Note that the validation.py script can be run to validate previously generated checkpoints. Use the --restore-path option to point to the checkpoints and set up the model the same way as in training.

Other options

--generated-data : Uses a generated random dataset filled with random data. If running with this option turned on is significantly faster than running with real data then the training speed is likely CPU bound.

--replicas : The number of replicas of the graph to use. Using N replicas increases the batch size by a factor of N (as well as the number of IPUs used for training)

--optimiser : Choice of optimiser. Default is SGD but momentum and RMSProp are also available, and which have additional options.

--momentum : Momentum coefficient to use when --optimiser is set to momentum. The default is 0.9.

--label-smoothing : A label smoothing factor can help improve the model accuracy by reducing the polarity of the labels in the final layer. A reasonable value might be 0.1 or 0.2. The default is 0, which implies no smoothing.

--weight-decay : Value for weight decay bias. Setting to 0 removes weight decay.

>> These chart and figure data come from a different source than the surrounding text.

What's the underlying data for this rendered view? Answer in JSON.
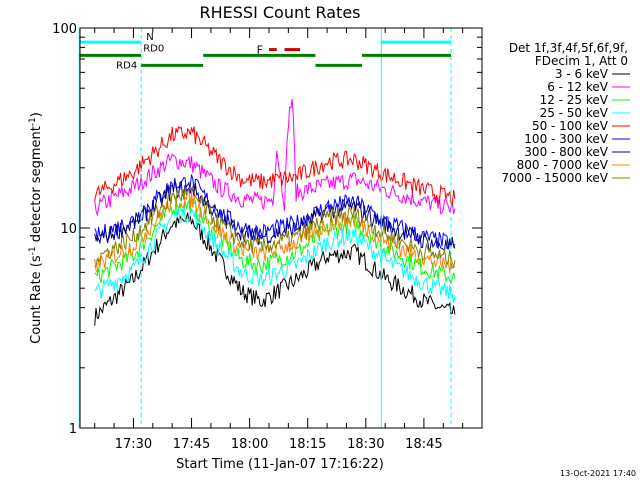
{
  "chart_data": {
    "type": "line",
    "title": "RHESSI Count Rates",
    "xlabel": "Start Time (11-Jan-07 17:16:22)",
    "ylabel": "Count Rate (s",
    "ylabel_sup1": "-1",
    "ylabel_mid": " detector segment",
    "ylabel_sup2": "-1",
    "ylabel_end": ")",
    "yscale": "log",
    "ylim": [
      1,
      100
    ],
    "xlim_minutes": [
      17.27,
      19.0
    ],
    "x_ticks": [
      "17:30",
      "17:45",
      "18:00",
      "18:15",
      "18:30",
      "18:45"
    ],
    "y_ticks": [
      "1",
      "10",
      "100"
    ],
    "legend_header": [
      "Det 1f,3f,4f,5f,6f,9f,",
      "FDecim 1, Att 0"
    ],
    "legend_position": "right",
    "footer_date": "13-Oct-2021 17:40",
    "series": [
      {
        "name": "3 - 6 keV",
        "color": "#000000",
        "x": [
          "17:20",
          "17:30",
          "17:40",
          "17:45",
          "17:52",
          "17:58",
          "18:03",
          "18:12",
          "18:20",
          "18:27",
          "18:35",
          "18:45",
          "18:53"
        ],
        "values": [
          3.6,
          5.5,
          10.5,
          11.0,
          7.0,
          4.8,
          4.3,
          5.5,
          7.2,
          7.6,
          5.6,
          4.3,
          3.7
        ]
      },
      {
        "name": "6 - 12 keV",
        "color": "#ff00ff",
        "x": [
          "17:20",
          "17:30",
          "17:40",
          "17:45",
          "17:52",
          "17:58",
          "18:03",
          "18:06",
          "18:07",
          "18:09",
          "18:10",
          "18:11",
          "18:12",
          "18:20",
          "18:27",
          "18:35",
          "18:45",
          "18:53"
        ],
        "values": [
          12.5,
          16.0,
          22.0,
          21.0,
          16.0,
          14.0,
          13.5,
          14.0,
          25.0,
          13.5,
          35.0,
          45.0,
          15.0,
          16.5,
          17.5,
          15.5,
          13.5,
          12.5
        ]
      },
      {
        "name": "12 - 25 keV",
        "color": "#00ff00",
        "x": [
          "17:20",
          "17:30",
          "17:40",
          "17:45",
          "17:52",
          "17:58",
          "18:03",
          "18:12",
          "18:20",
          "18:27",
          "18:35",
          "18:45",
          "18:53"
        ],
        "values": [
          5.6,
          7.3,
          12.8,
          13.0,
          9.0,
          6.9,
          6.5,
          7.5,
          9.7,
          10.5,
          8.0,
          6.3,
          5.6
        ]
      },
      {
        "name": "25 - 50 keV",
        "color": "#00ffff",
        "x": [
          "17:20",
          "17:30",
          "17:40",
          "17:45",
          "17:52",
          "17:58",
          "18:03",
          "18:12",
          "18:20",
          "18:27",
          "18:35",
          "18:45",
          "18:53"
        ],
        "values": [
          4.7,
          6.2,
          11.5,
          12.0,
          8.0,
          6.0,
          5.5,
          6.5,
          8.5,
          9.2,
          6.9,
          5.3,
          4.6
        ]
      },
      {
        "name": "50 - 100 keV",
        "color": "#ff0000",
        "x": [
          "17:20",
          "17:30",
          "17:40",
          "17:45",
          "17:52",
          "17:58",
          "18:03",
          "18:12",
          "18:20",
          "18:27",
          "18:35",
          "18:45",
          "18:53"
        ],
        "values": [
          14.5,
          19.0,
          29.0,
          30.0,
          22.0,
          17.5,
          17.0,
          18.0,
          21.5,
          22.0,
          18.5,
          15.5,
          14.0
        ]
      },
      {
        "name": "100 - 300 keV",
        "color": "#0000ff",
        "x": [
          "17:20",
          "17:30",
          "17:40",
          "17:45",
          "17:52",
          "17:58",
          "18:03",
          "18:12",
          "18:20",
          "18:27",
          "18:35",
          "18:45",
          "18:53"
        ],
        "values": [
          9.0,
          11.0,
          16.5,
          17.0,
          12.0,
          10.0,
          9.5,
          10.5,
          12.8,
          13.5,
          10.8,
          9.0,
          8.3
        ]
      },
      {
        "name": "300 - 800 keV",
        "color": "#000080",
        "x": [
          "17:20",
          "17:30",
          "17:40",
          "17:45",
          "17:52",
          "17:58",
          "18:03",
          "18:12",
          "18:20",
          "18:27",
          "18:35",
          "18:45",
          "18:53"
        ],
        "values": [
          8.6,
          10.5,
          15.5,
          16.0,
          11.5,
          9.5,
          9.0,
          10.0,
          12.2,
          12.8,
          10.3,
          8.6,
          7.9
        ]
      },
      {
        "name": "800 - 7000 keV",
        "color": "#ff8000",
        "x": [
          "17:20",
          "17:30",
          "17:40",
          "17:45",
          "17:52",
          "17:58",
          "18:03",
          "18:12",
          "18:20",
          "18:27",
          "18:35",
          "18:45",
          "18:53"
        ],
        "values": [
          6.4,
          8.2,
          13.5,
          14.0,
          9.8,
          7.8,
          7.4,
          8.4,
          10.4,
          11.0,
          8.6,
          7.0,
          6.4
        ]
      },
      {
        "name": "7000 - 15000 keV",
        "color": "#808000",
        "x": [
          "17:20",
          "17:30",
          "17:40",
          "17:45",
          "17:52",
          "17:58",
          "18:03",
          "18:12",
          "18:20",
          "18:27",
          "18:35",
          "18:45",
          "18:53"
        ],
        "values": [
          7.0,
          9.0,
          14.3,
          15.0,
          10.6,
          8.5,
          8.0,
          9.0,
          11.2,
          11.8,
          9.3,
          7.6,
          6.9
        ]
      }
    ],
    "annotations": {
      "n_label": "N",
      "n_color": "#00ffff",
      "n_bars": [
        [
          "17:16",
          "17:32"
        ],
        [
          "18:34",
          "18:52"
        ]
      ],
      "n_value": 85,
      "rd0_label": "RD0",
      "rd4_label": "RD4",
      "rd_color": "#008000",
      "rd_high": [
        [
          "17:16",
          "17:32"
        ],
        [
          "17:48",
          "18:17"
        ],
        [
          "18:29",
          "18:52"
        ]
      ],
      "rd_low": [
        [
          "17:32",
          "17:48"
        ],
        [
          "18:17",
          "18:29"
        ]
      ],
      "rd_high_value": 73,
      "rd_low_value": 65,
      "f_label": "F",
      "f_color": "#cc0000",
      "f_bars": [
        [
          "18:05",
          "18:07"
        ],
        [
          "18:09",
          "18:13"
        ]
      ],
      "f_value": 78,
      "vlines_solid": [
        "17:16",
        "18:34"
      ],
      "vlines_dashed": [
        "17:32",
        "18:52"
      ],
      "vline_color": "#00ffff"
    }
  }
}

--loss-scaling : When using mixed or half precision, loss scaling can be used to help preserve small gradient values. This scales the loss value calculated in the forward pass (and unscales it before the weight update) to reduce the chance of gradients becoming zero in half precision. The default value should be suitable in most cases.

--seed : Setting an integer as a seed will make training runs reproducible. Note that this limits the pre-processing pipeline on the CPU to a single thread which will significantly increase the training time. If using ImageNet then you should also set the --standard-imagenet option when setting a seed in order to have a reproducible data pipeline.

--standard-imagenet : By default the ImageNet preprocessing pipeline uses optimisations to split the dataset in order to maximise CPU throughput. This option allow you to revert to the standard ImageNet preprocessing pipeline.

--no-dataset-cache : Don't keep a cache of the ImageNet dataset in host RAM. Using a cache gives a speed boost after the first epoch is complete but does use a lot of memory. It can be useful to turn off the cache if multiple training runs are happening on a single host machine.

Resuming training runs

Training can be resumed from a checkpoint using the restore.py script. You must supply the --restore-path option with a valid checkpoint.